Fue promocionada como “la película del año”, y con buena estrategia de marketing llegó a los cines y a la programación de Netflix a fines de diciembre, época cuando se estrenan la mayoría de los filmes que buscan conseguir una nominación al Oscar. En cuanto a promoción y respuesta del público, el filme ha sido un éxito total. Netflix lo promocionó como un filme dirigido por una triunfadora, la danesa Susanne Bier, única mujer en ganar un Globo de Oro, un Oscar y un Emmy, y protagonizado por otra ganadora de premios importantes, la actriz Sandra Bullock. Dos mujeres, además, haciendo una película post-apocalíptica, género hasta la fecha muy masculino.

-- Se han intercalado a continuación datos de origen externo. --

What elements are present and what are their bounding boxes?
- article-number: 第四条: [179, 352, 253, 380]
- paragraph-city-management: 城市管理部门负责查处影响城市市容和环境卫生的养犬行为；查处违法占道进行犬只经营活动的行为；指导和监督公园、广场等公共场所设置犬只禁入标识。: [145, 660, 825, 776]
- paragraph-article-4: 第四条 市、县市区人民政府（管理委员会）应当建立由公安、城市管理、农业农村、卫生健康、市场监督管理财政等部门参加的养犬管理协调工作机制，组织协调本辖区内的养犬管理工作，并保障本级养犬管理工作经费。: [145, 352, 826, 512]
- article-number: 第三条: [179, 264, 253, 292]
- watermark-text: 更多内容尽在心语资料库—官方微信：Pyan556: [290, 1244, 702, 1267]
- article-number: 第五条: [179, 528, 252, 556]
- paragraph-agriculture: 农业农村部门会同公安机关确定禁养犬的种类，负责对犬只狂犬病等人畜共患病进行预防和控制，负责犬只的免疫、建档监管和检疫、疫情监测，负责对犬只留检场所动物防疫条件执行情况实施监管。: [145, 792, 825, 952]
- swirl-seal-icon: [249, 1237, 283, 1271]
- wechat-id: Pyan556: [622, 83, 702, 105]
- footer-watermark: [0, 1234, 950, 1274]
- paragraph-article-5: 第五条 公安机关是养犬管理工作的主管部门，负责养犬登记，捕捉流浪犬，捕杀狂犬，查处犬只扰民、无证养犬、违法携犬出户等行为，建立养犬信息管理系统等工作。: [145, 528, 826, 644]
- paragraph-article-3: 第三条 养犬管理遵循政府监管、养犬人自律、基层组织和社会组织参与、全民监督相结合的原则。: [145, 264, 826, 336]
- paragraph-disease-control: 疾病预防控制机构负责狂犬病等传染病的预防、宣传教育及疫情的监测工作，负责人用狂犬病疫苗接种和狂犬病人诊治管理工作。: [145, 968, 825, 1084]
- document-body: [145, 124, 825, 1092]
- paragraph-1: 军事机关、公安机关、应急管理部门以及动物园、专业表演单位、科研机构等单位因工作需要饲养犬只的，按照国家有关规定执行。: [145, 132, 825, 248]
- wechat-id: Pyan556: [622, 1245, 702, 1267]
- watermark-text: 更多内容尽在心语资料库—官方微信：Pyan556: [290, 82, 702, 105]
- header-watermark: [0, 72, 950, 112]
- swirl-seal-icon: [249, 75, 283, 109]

El público mordió enseguida el anzuelo. La semana pasada, Netflix informó que más de 80 millones de suscriptores del servicio de streaming vieron ya la película en las cuatro semanas desde su estreno. Visualmente, el filme es atractivo. Pero debajo de la superficie no hay nada, más bien una nada tediosa y altamente previsible. Cuando a las primeras de cambio sabemos con certeza cuál va a ser el final, es porque la historia resulta insalvable. Ese es el primer y principal problema de Bird box: a ciegas, gran engañabobos de 2018.


El filme comienza con la promesa de que la premisa en juego va a desviarse de las expectativas y generar algo nuevo dentro de un género en el cual hemos visto de todo. Por un momento, que desafortunadamente no es largo, pensamos que después de tanto tiempo, desde la notable Bokeh (2017), el cine post apocalíptico iba a presentar alguna sorpresa. Y como el espectador por naturaleza es ingenuo y le cree a las promesas del cine, espera y espera, pero nada pasa. Mejor dicho, todo resulta tan vacío y postizo, que a la media hora de iniciada la película uno se da cuenta que le están tomando el pelo, y que el libreto no tiene nada para aportar. Como si fuera poco, Bird box: a ciegas es algo así como una ensalada de plagios. Es una película que le robó ideas a una cantidad de historias anteriores; por ejemplo, la escena del supermercado tiene calcos de La niebla (The Mist) y de Tierra de zombis (Zombieland), y una cantidad de aspectos y situaciones provienen de El fin de los tiempos (The Happening), y de Un lugar en silencio (A Quiet Place), en la cual el flanco vulnerable de los seres humanos no era la vista sino el oído.